Mr. Barton is a wealthy, globe-trotting Master of the Universe, and when he appeared Wednesday before the Commons committee on government operations and estimates committee, the goal for Conservative MPs was making him the central character of this tale – a tale that would portray him as a close personal buddy of Justin Trudeau who used his personal connections to wangle contracts.
But they didn’t land their white whale. It’s too bad they don’t cast their nets wider, because there are plenty of fish in the sea of problems around government consulting contracts, including McKinsey’s.
Conservative MP Stephanie Kusie had rapid-fire questions about Mr. Barton’s relationship with Mr. Trudeau, but Mr. Barton told the committee that he didn’t recognize Mr. Trudeau when he first met him in an elevator in 2013 on his way to meet Conservative finance minister Jim Flaherty – and he’s no friend now. Mr. Barton said he’s never been in a room alone with the PM, doesn’t support the Liberals, and never had any involvement with Canadian government.
There was disappointment in Ms. Kusie’s eyes.
You can see why the Conservatives would like the contracting story to be about the relationship between Mr. Trudeau and Mr. Barton.
Mr. Barton is a picture of the global elite, and the firm he once led later spent US$600-million to settle U.S. lawsuits over the advice it gave drug companies on how to “turbocharge” opioid sales. The idea that the PM personally steered contracts to him is an opposition party’s dream. They focused on that idea.
But they didn’t elicit anything to make that case.
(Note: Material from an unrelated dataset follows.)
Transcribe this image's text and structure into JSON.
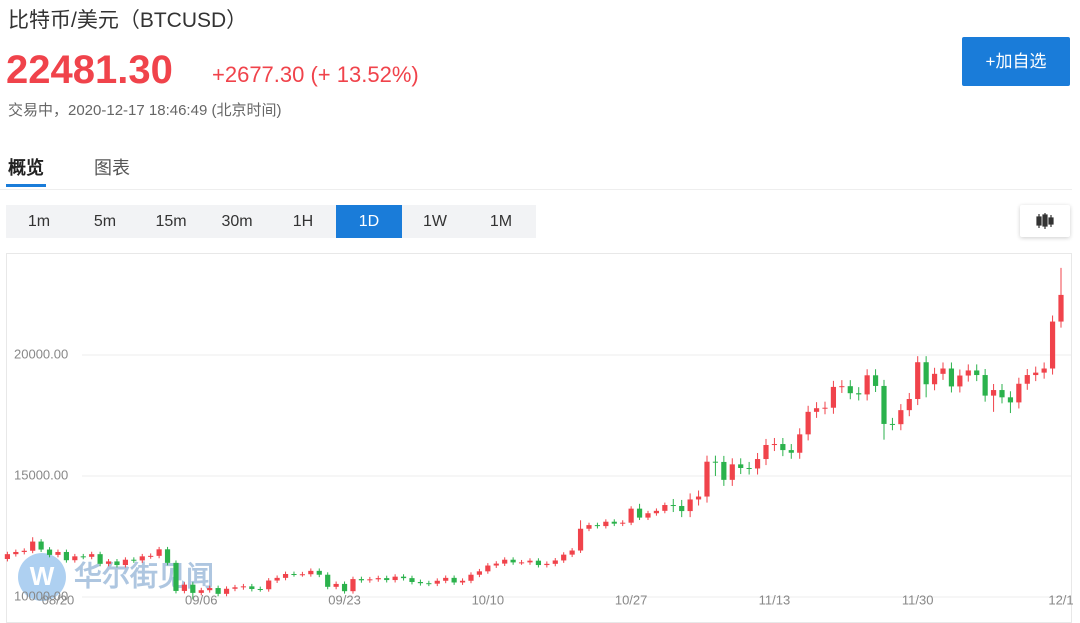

Truth be told, much of the interrogation from MPs of all parties didn’t go anywhere. And the thing is, the opposition don’t need a McKinsey millionaire holding a smoking gun with Justin Trudeau to make the mountain of consulting contracts an ugly mess for the Liberals.
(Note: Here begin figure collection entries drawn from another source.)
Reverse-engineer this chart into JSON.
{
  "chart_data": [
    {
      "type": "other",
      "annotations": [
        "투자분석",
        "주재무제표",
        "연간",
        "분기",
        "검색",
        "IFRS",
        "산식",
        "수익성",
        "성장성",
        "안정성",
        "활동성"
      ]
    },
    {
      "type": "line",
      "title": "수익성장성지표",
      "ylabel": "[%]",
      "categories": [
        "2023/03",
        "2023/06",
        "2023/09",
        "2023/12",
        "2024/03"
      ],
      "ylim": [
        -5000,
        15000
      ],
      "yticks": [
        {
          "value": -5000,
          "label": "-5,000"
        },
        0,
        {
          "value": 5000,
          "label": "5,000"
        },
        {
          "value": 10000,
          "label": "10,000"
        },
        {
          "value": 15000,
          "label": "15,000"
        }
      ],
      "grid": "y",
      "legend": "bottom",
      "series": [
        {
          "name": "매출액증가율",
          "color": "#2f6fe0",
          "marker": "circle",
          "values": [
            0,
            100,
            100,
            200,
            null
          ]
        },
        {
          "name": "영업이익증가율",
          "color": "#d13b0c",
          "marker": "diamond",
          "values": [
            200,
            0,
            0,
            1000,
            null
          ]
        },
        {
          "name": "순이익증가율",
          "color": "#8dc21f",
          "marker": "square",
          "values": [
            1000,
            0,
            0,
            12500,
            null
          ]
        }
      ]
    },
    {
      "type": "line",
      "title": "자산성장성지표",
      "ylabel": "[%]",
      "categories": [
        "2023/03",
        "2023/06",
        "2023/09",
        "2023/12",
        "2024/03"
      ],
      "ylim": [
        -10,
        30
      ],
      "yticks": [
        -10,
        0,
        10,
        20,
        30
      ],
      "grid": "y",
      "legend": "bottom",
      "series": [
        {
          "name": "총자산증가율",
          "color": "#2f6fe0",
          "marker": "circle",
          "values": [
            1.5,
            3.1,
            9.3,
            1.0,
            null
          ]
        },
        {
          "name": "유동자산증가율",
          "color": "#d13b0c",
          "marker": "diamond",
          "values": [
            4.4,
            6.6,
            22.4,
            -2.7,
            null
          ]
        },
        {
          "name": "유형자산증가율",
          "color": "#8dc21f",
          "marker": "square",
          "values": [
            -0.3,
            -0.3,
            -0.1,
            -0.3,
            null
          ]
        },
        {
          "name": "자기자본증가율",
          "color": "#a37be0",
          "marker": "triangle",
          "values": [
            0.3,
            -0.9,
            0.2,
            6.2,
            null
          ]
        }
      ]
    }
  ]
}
The growth of outsourcing, now $15-billion a year, is itself a measure of bloat. There are embarrassments like ArriveCan. Carleton University professor Amanda Clarke testified this week that the consulting and outsourcing explosion is a sign of deep problems in the public service, but McKinsey is just a small part. Broad government dysfunction should be worth a look.
And yes, MPs should also be looking at why McKinsey’s business with Ottawa grew so quickly between 2017 and 2022. They are a pricey firm, and there’s not a ton of public detail of what they did for all that money.
Although Mr. Barton was not a friend of Mr. Trudeau, he did tell the committee he was acquainted with Chrystia Freeland, now Deputy Prime Minister, before Mr. Trudeau’s Liberals were in government.
He didn’t note that it was Gerald Butts, Mr. Trudeau’s principal secretary from 2015 to 2019, who made efforts to lure him to a government post. Mr. Barton was recruited to the head the government’s advisory committee on economic growth, and was influential: One senior official privately joked he was the unofficial finance minister. Mr. Butts tried, and failed, to recruit Mr. Barton to be ambassador to China in 2016, but he took that post in 2019 after he left McKinsey.
Mr. Barton said there was no link between his government roles and McKinsey contracts. Even so, it is possible that some officials might have seen McKinsey as the in-crowd’s consultant. McKinsey partners in Canada, at least, appeared to think it might open doors.
Conservative MP Garnett Genuis brought forward a 2020 e-mail in which McKinsey Canada partner Kevin d’Entremont approached an official at Public Services and Procurement Canada to offer services along with the firm’s Canadian managing partner, Andrew Pickersgill – noting Mr. Pickersgill led the team that supported Mr. Barton on the government’s growth council.
Still, that’s not the white whale the Conservatives were hoping to land. But if they look, opposition MPs will still find a whole sea of real problems in all those consulting contracts.